To further verify the reliability of the ECP mobile welding robot in practical engineering applications, two ECPs with an initial diameter of 241.3 mm were butt welded. After welding, one end of the bellows was welded with a baffle featuring a hydraulic pump interface, while the other end was welded with a sealing baffle. At this point, the ECP measured 224 mm in maximum diameter and 177 mm in minimum diameter, as shown in Fig. 11. The ECP was then pressurized by a hydraulic pump to 26 MPa, at which point it fully expanded. During the pressurization process, the welded seam exhibited good ductility and remained crack-free. The final ECP exhibited a maximum diameter of 267 mm and a minimum diameter of 264 mm, as depicted in Fig. 12. The welded seam, as shown in Fig. 13, remained crack-free throughout the deformation of the ECP, indicating that the weld quality meets the required standards.
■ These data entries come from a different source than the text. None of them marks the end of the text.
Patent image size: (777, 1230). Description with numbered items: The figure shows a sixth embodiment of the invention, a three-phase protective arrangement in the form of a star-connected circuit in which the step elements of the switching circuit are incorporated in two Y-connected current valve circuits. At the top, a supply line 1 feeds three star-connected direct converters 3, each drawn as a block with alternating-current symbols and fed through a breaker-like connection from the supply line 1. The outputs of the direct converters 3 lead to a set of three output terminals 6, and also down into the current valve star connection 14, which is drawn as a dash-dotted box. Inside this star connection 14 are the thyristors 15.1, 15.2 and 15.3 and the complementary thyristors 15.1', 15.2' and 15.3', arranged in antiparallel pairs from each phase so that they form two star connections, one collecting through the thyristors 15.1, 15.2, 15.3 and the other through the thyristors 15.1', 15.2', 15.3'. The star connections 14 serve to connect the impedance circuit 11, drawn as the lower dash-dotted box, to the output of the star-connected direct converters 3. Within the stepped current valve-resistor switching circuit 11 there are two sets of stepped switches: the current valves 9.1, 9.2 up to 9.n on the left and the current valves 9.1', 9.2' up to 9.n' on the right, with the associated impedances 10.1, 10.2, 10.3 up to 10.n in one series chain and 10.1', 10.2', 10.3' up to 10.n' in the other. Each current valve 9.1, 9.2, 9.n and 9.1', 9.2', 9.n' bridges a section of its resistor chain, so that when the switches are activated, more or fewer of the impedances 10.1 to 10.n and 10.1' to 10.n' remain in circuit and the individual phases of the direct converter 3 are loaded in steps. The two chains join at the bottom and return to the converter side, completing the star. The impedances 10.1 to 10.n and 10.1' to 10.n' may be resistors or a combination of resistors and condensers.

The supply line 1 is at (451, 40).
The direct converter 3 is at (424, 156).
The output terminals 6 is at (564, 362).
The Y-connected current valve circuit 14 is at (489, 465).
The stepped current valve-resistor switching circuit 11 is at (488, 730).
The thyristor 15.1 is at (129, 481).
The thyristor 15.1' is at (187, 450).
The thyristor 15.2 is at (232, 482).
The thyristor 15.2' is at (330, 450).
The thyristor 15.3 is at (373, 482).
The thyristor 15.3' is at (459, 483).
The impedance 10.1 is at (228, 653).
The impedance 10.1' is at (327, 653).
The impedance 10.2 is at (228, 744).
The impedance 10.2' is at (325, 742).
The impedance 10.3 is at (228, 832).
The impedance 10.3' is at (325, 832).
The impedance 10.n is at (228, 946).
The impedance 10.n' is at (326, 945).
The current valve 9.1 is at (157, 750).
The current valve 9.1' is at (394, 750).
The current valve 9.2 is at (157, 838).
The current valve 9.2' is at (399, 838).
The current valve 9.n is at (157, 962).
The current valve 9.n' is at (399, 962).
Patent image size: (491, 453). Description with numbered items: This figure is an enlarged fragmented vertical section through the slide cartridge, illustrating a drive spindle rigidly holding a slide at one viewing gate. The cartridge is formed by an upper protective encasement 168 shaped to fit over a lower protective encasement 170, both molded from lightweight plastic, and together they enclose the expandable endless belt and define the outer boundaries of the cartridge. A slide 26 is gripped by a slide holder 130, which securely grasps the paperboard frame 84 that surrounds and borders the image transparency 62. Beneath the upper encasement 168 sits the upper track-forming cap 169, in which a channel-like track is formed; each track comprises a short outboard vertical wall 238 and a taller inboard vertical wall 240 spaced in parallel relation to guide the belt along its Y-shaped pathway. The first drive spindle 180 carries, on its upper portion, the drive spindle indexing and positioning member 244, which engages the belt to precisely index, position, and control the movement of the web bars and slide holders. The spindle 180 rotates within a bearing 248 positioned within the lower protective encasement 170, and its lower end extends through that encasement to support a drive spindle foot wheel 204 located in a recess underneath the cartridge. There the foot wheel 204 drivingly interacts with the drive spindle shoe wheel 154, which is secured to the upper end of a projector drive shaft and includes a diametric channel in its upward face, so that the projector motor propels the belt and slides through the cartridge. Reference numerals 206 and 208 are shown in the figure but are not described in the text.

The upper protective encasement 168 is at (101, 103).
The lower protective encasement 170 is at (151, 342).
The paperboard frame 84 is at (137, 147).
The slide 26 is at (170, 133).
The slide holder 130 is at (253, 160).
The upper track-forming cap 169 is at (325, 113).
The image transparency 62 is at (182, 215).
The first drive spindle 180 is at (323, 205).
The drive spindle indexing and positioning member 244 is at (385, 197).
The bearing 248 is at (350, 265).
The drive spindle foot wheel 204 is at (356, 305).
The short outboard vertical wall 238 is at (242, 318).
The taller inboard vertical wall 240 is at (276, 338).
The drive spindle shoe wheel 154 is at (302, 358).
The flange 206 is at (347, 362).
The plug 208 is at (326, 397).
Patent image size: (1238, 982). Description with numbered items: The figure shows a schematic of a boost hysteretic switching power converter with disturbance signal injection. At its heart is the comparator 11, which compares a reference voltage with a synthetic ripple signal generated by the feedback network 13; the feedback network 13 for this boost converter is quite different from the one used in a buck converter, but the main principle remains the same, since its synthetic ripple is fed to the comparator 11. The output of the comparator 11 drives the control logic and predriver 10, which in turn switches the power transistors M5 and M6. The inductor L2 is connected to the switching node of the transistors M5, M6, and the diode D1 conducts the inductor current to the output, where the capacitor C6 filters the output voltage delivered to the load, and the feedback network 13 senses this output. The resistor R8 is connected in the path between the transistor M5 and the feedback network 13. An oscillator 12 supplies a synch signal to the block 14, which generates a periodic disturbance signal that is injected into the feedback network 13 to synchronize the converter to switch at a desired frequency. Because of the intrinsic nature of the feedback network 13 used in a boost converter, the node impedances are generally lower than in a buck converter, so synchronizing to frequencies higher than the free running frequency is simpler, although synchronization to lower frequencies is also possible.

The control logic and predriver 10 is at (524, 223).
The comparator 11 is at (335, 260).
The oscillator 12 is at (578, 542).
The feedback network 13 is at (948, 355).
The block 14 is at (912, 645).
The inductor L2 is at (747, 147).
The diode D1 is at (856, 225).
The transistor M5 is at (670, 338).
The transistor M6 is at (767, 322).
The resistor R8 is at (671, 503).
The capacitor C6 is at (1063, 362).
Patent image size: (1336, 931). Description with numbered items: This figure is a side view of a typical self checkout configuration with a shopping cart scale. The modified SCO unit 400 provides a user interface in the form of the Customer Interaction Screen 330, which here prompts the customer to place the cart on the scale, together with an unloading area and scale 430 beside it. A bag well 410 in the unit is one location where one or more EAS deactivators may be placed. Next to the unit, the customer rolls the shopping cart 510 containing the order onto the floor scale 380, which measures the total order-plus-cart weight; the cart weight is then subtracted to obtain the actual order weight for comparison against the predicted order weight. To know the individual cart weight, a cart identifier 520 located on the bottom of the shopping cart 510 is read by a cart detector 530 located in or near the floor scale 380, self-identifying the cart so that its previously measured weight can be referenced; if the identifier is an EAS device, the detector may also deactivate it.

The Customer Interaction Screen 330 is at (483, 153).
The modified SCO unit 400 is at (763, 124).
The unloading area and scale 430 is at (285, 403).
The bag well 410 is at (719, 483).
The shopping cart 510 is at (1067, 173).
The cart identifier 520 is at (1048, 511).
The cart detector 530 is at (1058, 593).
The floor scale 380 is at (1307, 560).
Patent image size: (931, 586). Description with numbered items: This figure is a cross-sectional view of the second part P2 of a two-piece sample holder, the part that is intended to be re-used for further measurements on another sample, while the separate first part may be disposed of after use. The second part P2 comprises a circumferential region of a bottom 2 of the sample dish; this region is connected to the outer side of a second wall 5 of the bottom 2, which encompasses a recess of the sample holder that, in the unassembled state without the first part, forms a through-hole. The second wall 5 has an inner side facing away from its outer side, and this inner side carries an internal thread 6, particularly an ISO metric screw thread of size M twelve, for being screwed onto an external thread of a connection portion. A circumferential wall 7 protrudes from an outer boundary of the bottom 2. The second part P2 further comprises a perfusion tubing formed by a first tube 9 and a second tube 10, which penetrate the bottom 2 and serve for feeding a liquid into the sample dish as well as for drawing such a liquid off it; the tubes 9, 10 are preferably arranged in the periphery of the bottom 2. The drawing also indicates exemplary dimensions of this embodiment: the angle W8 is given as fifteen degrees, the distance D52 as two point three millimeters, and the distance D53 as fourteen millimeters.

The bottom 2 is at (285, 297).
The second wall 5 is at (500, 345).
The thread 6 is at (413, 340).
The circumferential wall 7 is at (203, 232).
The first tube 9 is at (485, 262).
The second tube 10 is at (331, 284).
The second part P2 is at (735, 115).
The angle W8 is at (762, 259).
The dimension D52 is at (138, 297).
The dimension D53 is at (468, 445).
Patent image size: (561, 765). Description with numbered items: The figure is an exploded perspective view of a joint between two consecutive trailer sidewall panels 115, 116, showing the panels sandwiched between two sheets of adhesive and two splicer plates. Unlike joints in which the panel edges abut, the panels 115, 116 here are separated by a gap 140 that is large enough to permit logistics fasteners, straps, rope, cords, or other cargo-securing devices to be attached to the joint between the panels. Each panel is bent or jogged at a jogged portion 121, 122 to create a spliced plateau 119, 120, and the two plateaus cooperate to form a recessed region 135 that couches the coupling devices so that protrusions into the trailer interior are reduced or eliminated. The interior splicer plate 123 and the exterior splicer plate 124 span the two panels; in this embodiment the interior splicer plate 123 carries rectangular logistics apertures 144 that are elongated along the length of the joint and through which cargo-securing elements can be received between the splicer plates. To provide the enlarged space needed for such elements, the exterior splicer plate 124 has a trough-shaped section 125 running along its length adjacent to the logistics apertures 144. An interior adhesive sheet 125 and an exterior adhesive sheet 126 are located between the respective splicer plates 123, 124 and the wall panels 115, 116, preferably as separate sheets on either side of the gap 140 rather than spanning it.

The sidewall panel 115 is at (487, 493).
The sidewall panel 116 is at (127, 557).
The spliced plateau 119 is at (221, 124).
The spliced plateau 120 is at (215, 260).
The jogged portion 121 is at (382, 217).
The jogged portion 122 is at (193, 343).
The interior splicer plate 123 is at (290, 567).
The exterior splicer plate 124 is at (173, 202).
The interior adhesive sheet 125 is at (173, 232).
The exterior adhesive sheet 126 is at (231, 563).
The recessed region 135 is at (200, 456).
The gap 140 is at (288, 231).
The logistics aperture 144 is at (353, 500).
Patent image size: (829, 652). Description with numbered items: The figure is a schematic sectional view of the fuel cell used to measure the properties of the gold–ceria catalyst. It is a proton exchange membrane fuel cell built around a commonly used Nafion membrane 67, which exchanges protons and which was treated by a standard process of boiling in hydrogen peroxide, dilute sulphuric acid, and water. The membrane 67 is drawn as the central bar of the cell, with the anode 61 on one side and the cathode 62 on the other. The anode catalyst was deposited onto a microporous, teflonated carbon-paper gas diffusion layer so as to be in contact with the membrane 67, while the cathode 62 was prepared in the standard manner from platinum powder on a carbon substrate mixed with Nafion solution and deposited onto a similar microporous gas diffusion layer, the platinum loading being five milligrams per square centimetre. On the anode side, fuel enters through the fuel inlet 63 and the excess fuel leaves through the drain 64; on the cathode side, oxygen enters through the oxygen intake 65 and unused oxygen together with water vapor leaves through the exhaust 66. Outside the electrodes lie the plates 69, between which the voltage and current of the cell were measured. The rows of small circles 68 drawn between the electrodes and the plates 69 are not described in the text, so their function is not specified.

This demonstration underscores the capability of the ECP mobile welding robot to reliably perform automatic butt-welding operations on ECPs.

Fig. 11
figure 11

ECP specimen before pressurization.

Fig. 12
figure 12

ECP specimen pressurized to 26 MPa.

Fig. 13
figure 13

Fully expanded state of welding seam on ECP.

In summary, the flexible contour tracing mobile welding robot for ECP proposed in this paper can efficiently complete the butt-welding task for 8-shaped ECPs. This robot frees humans from laborious and complex welding tasks, solves the industrial challenge of achieving automated welding on complex curved welds in limited spaces, and improves welding efficiency while ensuring satisfactory weld quality. Furthermore, this design concept can be extended to other complex welding scenarios in the manufacturing industry, compensating for the limitations of conventional welding robots in specific applications. It promotes high-quality development in manufacturing and provides reliable technical solutions for the upgrading of intelligent manufacturing industries.

Conclusion

Addressing the industrial challenge of achieving automatic welding for complex-shaped ECPs in confined spaces and with irregular cross-sections, a flexible contour tracing mobile welding robot specifically designed for welding on complex curved seams has been developed. A dynamic analysis and calculation of the robot’s drive system was conducted, revealing that creating a smaller angle between force and velocity can effectively reduce the loss of driving force transmission. A transmission model was established, and finite element analysis was performed on the critical areas of the contour tracing track. Furthermore, a life prediction of the ECP mobile welding robot was conducted based on the Archard model, which indicates that the system can operate stably for a long time. A virtual simulation test platform was set up to simulate the robot’s motion trajectory, verifying the rationality of the mechanical structure design. A prototype was developed, and welding and inflation tests were conducted to verify the reliability of the robot’s welding seams, thus solving the industrial challenge of achieving automated welding in confined spaces and on complex curved seams. However, the welding torch actuator designed in this paper, which is located at the end of the mobile welding robot, has not yet achieved real-time automatic adjustment. Future work will focus on further optimizing the relevant structures to enhance the robot’s intelligent operation level.